There were 27 ARCs registered with RBI as on 30 September, showed data from the regulator. Of the 27 ARCs, 11 did not meet the 200 crore net owned funds requirement, as per FY23 annual reports analysed in a recent note by industry lobby body Assocham and rating agency Crisil. The data showed that while seven ARCs had net owned funds (NOF) between 200-300 crore, the remaining nine were over 300 crore. The ARC industry has little choice since RBI had in the 2022 directive specifically said that non-compliance could lead to prohibition on incremental business till the company reaches the mandated level of net-owned funds.

“The impact of amendments can be seen on various fronts, ranging from a strategic change in the way ARCs acquire debt from original lenders to likely consolidation in the industry because of the higher minimum NOF requirement," said the Assocham-Crisil report cited above.

According to two senior ARC officials, the industry could have fewer players as many might not be able to meet the NOF requirements. Both spoke on condition of anonymity, unwilling to comment on the businesses of their industry peers. However, one of these officials said that there are several ARCs that are doing little businesses, with the top five ARCs cornering the majority of the business.

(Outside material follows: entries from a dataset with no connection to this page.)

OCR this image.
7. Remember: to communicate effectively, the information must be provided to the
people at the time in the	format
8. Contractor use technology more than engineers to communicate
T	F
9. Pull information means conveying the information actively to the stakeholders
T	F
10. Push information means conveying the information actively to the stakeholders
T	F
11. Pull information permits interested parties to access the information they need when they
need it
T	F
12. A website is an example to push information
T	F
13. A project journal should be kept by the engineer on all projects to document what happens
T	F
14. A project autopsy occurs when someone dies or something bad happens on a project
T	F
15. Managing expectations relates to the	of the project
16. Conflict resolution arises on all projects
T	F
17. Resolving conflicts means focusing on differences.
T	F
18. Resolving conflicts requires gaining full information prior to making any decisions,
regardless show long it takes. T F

The person said that as per industry estimates Edelweiss ARC, Arcil, JM Financial ARC, Phoenix ARC, and Assets Care & Reconstruction Enterprise (ACRE) comprise over 70-80% of the system assets under management (AUM).

“The number of ARCs will decline not just because of the NOF criteria as some that were not at that level in FY23 might manage to meet it by the deadline," said one of the ARC chiefs cited above. He added that a couple of ARCs are already looking for buyers as there is not enough business available for everyone in the market.

In fact, the Small Industries Development Bank of India (Sidbi) is trying, for the second time, to exit its subsidiary India SME Asset Reconstruction Company (ISARC), its chairman S Ramann said in an interview.

Industry executives said the improvement of banking sector asset quality has also made it difficult for ARCs. Fewer the bad loans, the worse it is for a sector that has its business model based on availability of such toxic assets. Banking system bad debt has reduced to 3.2% of outstanding loans as on 30 September, from 5% in September 2022.

Corporates have also cleaned up their act and banks have been able to resolve some large stressed loans over the years, thanks to India’s insolvency legislation and more prudent underwriting decisions. Still, retail NPAs are on the table. ARC industry executives said they need feet on the street to be able to recover from these borrowers, something that not many can boast of.

“ARCs trying to resolve stressed retail loans should look at outsourcing it to external agencies who have the required manpower to handle such small cases," said Pallav Mohapatra, chief executive, ARCIL. “However, they need to keep in mind that these agencies are bound by the fair practice code and follow RBI guidelines prescribed for recovery agents."

Others said ARCs can deliver better value if lenders sell stressed assets early instead of holding on to them for long, affecting recoveries.

ARCs have been focussing on restructuring viable cases, for value maximisation and contribution to the economy at large, according to RK Bansal, chairman of the Association of ARCs in India. “The rate of turnaround is higher if NPAs are sold to ARCs early, instead of after exhausting all means of resolution by the sellers, by which time there may be substantial erosion in value," Bansal was quoted as saying in the Assocham-Crisil note.